The next question became how to use the information in the book. Obviously we can the anchorage guides and figure out where we would like to go. In addition to that we had good advice from Blue Zulu and other cruisers who has passed before us as to their favourites (and importantly why!) The cruising guide also has waypoints which I can enter into my existing navigation software and just bounce from waypoint to waypoint. And as I mentioned before, someone has been kind enough to scan in all the charts from The Panama Cruising guide (4th edition) and turn them into KAP files which can be read by some charting applications.
What I really wanted was to have a plotter with the Bauhaus charts. The first and easier way to do this is with my Mac and OpenCPN which will talk to the GPS onboard Itchy Foot. OpenCPN will happily show the Bauhaus charts as well as CM93 charts which I already had installed as a backup.
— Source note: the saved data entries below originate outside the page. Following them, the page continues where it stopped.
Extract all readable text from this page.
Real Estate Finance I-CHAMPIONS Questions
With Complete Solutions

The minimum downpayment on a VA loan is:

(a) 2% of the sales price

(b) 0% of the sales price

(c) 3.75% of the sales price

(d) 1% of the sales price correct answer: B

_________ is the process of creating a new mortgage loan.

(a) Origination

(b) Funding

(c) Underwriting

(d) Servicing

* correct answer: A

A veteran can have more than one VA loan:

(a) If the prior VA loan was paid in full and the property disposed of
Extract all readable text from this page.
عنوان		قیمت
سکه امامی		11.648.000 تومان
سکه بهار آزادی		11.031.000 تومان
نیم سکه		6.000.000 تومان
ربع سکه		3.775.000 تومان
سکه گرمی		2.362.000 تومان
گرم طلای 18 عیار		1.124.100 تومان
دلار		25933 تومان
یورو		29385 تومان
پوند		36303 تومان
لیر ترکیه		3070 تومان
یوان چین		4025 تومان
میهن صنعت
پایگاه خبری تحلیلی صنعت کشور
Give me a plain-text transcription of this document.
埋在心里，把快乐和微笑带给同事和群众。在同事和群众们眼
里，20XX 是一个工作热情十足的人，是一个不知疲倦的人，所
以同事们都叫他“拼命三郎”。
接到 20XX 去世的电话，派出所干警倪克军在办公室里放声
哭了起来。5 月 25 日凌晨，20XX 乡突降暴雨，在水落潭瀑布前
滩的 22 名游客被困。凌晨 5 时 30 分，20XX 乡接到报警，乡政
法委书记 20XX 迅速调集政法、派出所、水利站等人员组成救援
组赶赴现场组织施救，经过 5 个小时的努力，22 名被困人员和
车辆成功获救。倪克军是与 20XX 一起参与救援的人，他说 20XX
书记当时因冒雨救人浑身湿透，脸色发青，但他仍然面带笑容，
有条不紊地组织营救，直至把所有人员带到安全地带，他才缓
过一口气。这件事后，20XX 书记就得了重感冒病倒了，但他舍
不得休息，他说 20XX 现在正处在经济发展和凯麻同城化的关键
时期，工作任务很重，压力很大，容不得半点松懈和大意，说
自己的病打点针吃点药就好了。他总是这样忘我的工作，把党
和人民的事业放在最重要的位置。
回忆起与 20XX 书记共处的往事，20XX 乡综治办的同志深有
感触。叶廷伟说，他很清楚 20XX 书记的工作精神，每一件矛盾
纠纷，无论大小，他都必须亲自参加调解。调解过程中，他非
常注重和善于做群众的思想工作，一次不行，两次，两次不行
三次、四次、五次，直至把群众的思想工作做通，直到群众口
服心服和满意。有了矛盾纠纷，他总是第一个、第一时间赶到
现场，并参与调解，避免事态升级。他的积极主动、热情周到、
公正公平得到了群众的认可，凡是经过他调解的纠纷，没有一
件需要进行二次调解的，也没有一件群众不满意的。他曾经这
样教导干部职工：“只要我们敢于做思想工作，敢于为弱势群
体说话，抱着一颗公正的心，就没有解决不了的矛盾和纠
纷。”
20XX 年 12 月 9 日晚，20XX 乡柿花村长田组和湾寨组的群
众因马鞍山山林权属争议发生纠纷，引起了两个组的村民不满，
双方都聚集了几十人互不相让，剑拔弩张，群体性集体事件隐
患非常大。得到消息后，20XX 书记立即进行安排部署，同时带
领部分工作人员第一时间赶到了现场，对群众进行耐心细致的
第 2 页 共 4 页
But I don’t like popping up and down the stairs to check the chart and didn’t want to put the laptop near the helm. So, I wanted an iPad solution (OpenCPN works on Android but not iPad). Next step was to get SEAiq Open which is navigation software for iPad which will read KAP files. Unfortunately the developer has disabled the ability to show CM93 charts (as they are pirated) but still, this allowed me to have Bauhaus charts at the helm and on two devices.
So far, and we’ve not been that far yet, the Navionics charts are almost useless. Both completely lacking features: islands, rocks, depths, to name but a few things that just don’t show up. Bauhaus is far better, but still not perfect. They seem to capture most of the features of the area and so far all the charted depths are accurate. However, it is far from perfect. The chart (7-66) we used to try (and failed) to enter Suledup is significantly different from actual GPS positions. The interesting thing is that if you read the book there is a warning on this chart that the lat/long grid is incorrect, but if you only used the KAP files you would get no such warning.
The entrance of Obaldia is accurate, as is the entrance to Puerto Perme and Isla Pinos. Puerto Escoses also seemed accurate. In all of the above cases the Navionics charts has significant errors. We’ll keep track over the coming weeks and update this post when we get to internet land, but already I would not consider cruising the eastern (I believe western is better) without Bauhaus charts.